The MDPA (S. 3463) will provide coverage of the National Diabetes Prevention Program (NDPP) under the Medicare Program. It is fiercely supported by dozens and dozens of organizations, perhaps none as influential as the American Diabetes Association; Board chairman L. Hunter Limbaugh believes that the Act will grant access for senior citizens at high risk for type 2 diabetes to valuable prevention programs.
The National Diabetes Prevention Program
The NDPP is a public-private partnership featuring private insurance firms, employers, community groups, health care organizations and government agencies led by the Centers for Disease Control and Prevention.
It is designed to prevent type 2 diabetes by bringing evidence-based prevention programs to communities and to the people at highest risk of developing the disease. It is based on a diabetes prevention study headed by the National Institutes of Health that showed people can cut their risk of developing type 2 diabetes by as much as 58 percent merely by "making modest behavior changes, such as improving food choices and increasing physical activity to at least 150 minutes per week," which helped study participants lose as much as seven percent of their body weight.
Participants in a National Diabetes Prevention Program work with a lifestyle coach in a group setting. They receive 16 weekly sessions and six monthly sessions over the course of one year in an effort to learn more about making the kinds of lifestyle choices that can head off type 2 diabetes before it can develop.
The Medicare Diabetes Prevention Act
Proponents of the MDPA regard its coverage by Medicare as crucial to the success of the legislation, since reducing the number of type 2 diabetes patients in the country should also reduce the federal expenses that go towards their treatment, as well as the expenses that go towards covering the drastic effects of some cases of diabetes, including blindness, amputations, and even kidney disease.
Estimates suggest the MDPA could save the country $191 billion in Medicare costs over the course of a decade.
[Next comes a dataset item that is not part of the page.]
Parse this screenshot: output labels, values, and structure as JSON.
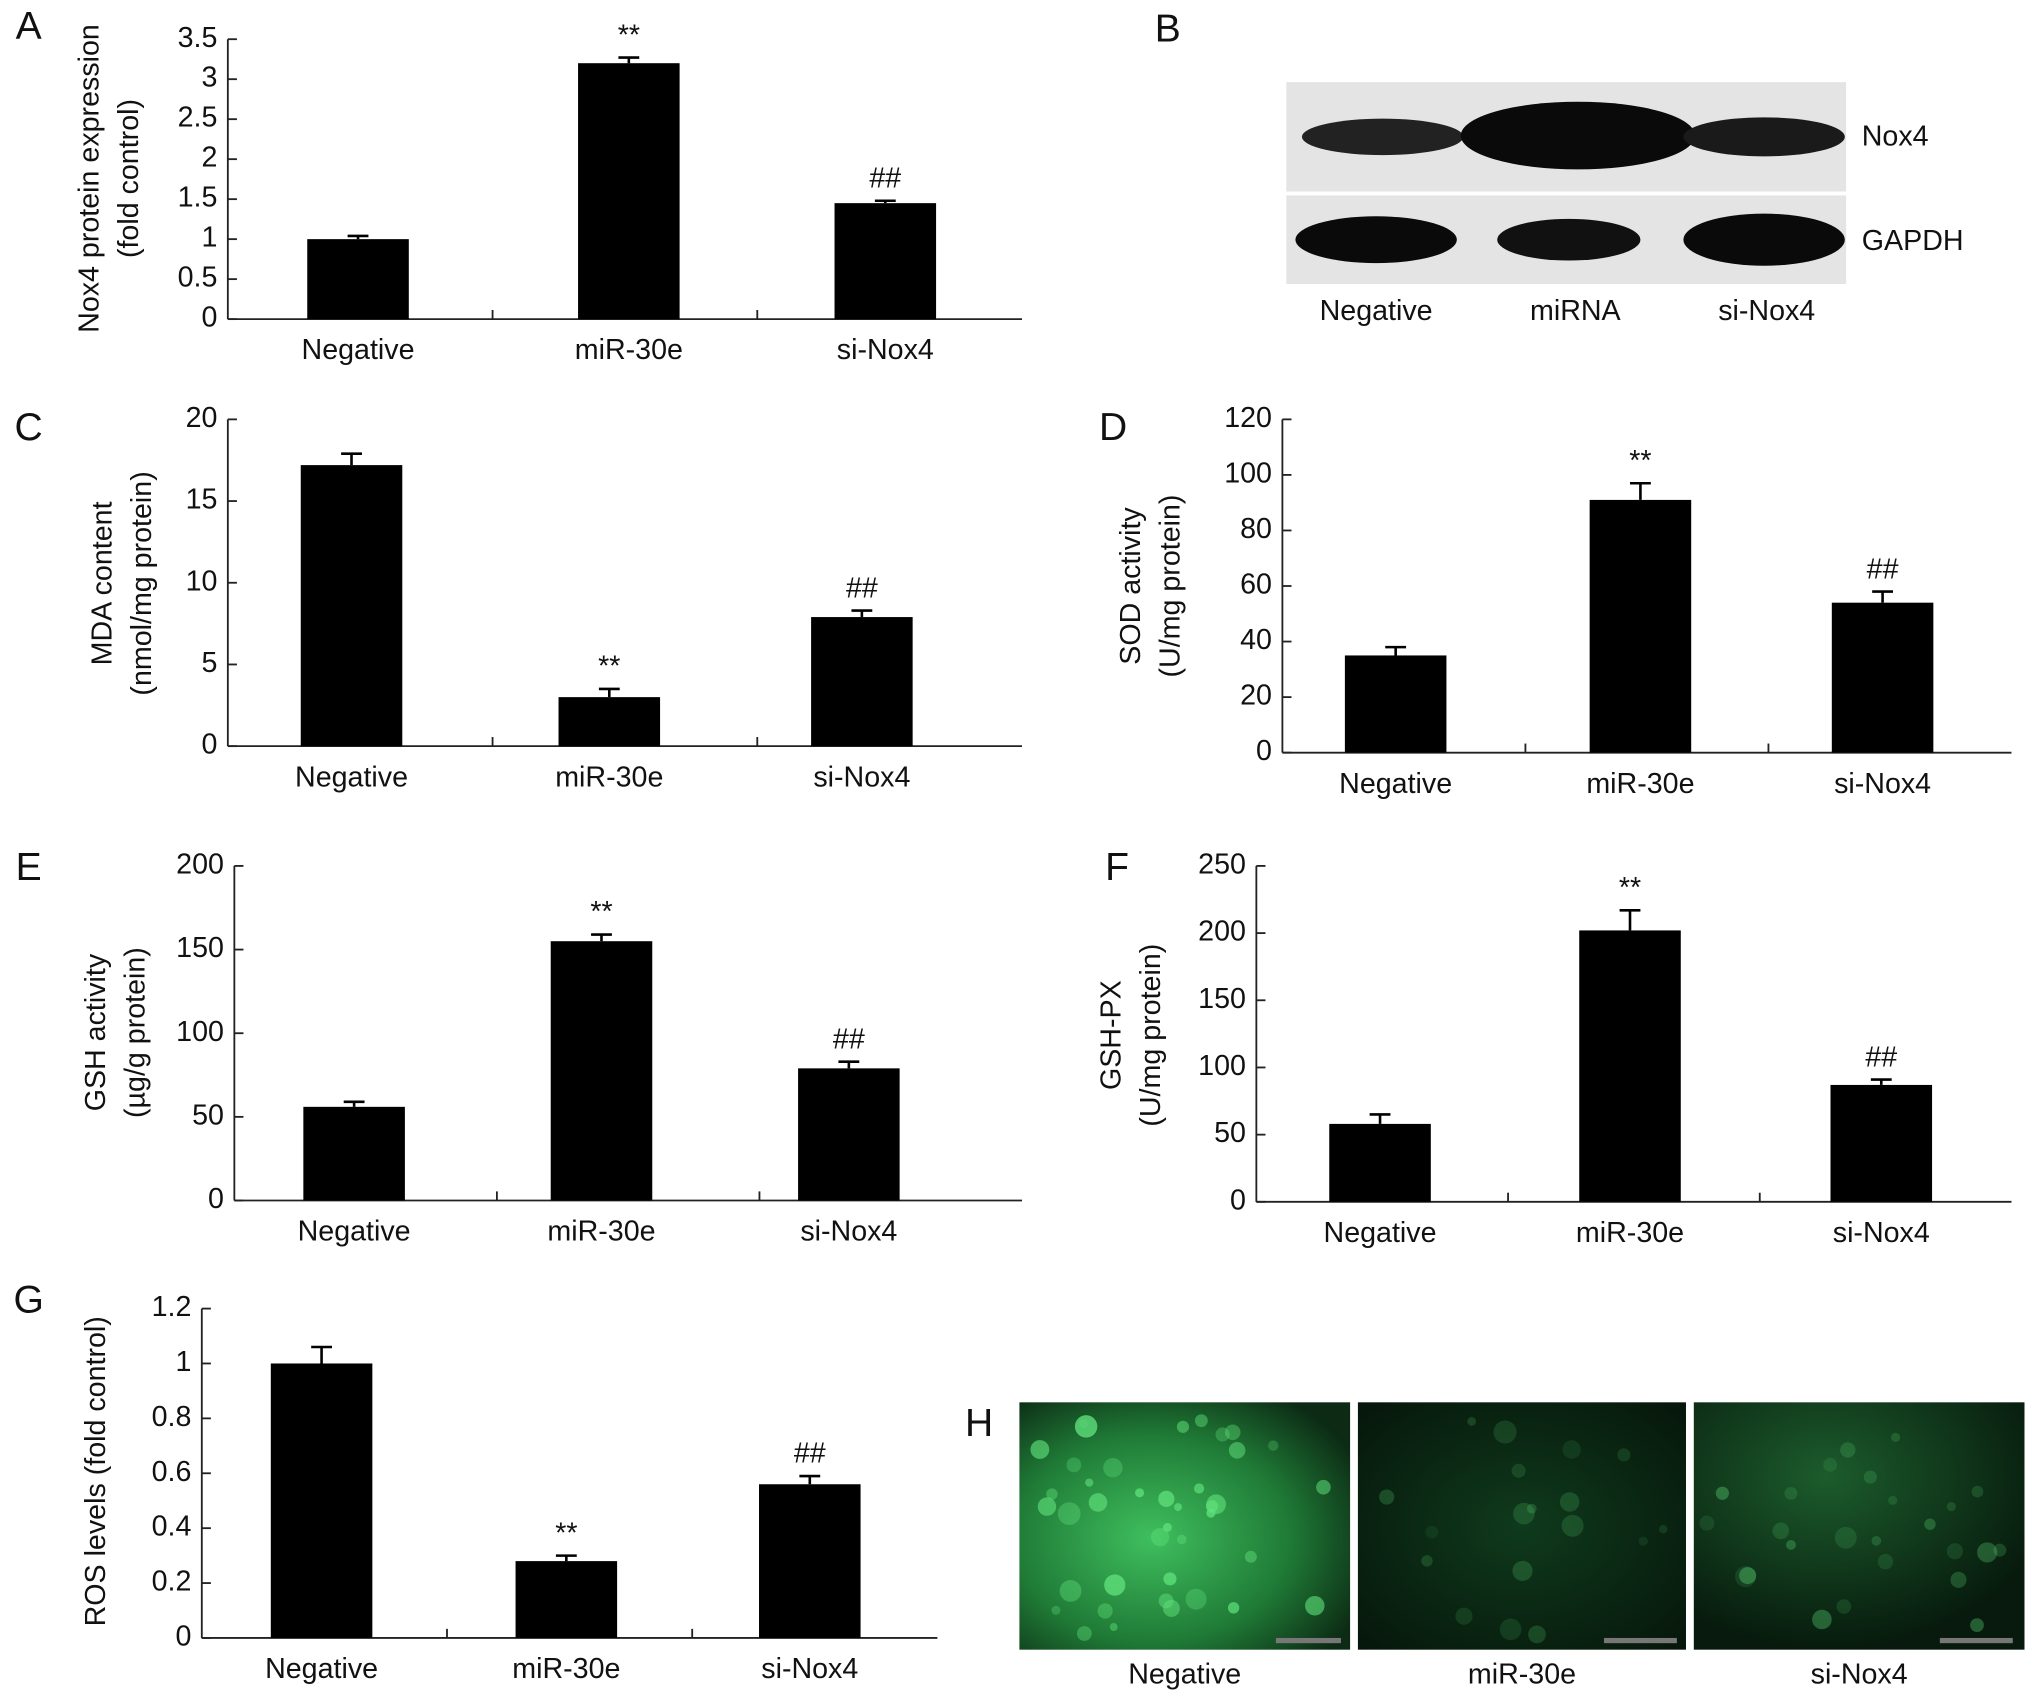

The estimate is derived from the cost to impliment the National DPP ($500) compared to the annual money spent on a Medicare patient with diabetes ($15,000).
“This bill will combat this illness head on by expanding a proven diabetes prevention program to Medicare," said Sen. Rockefeller in a statement. "It will improve the health of millions of seniors and individuals with disabilities -- and in many cases help them avoid diabetes -- reduce health costs nationwide, and create jobs. This bill is a win-win, and I can’t overstate the importance of it and this program for our families and communities."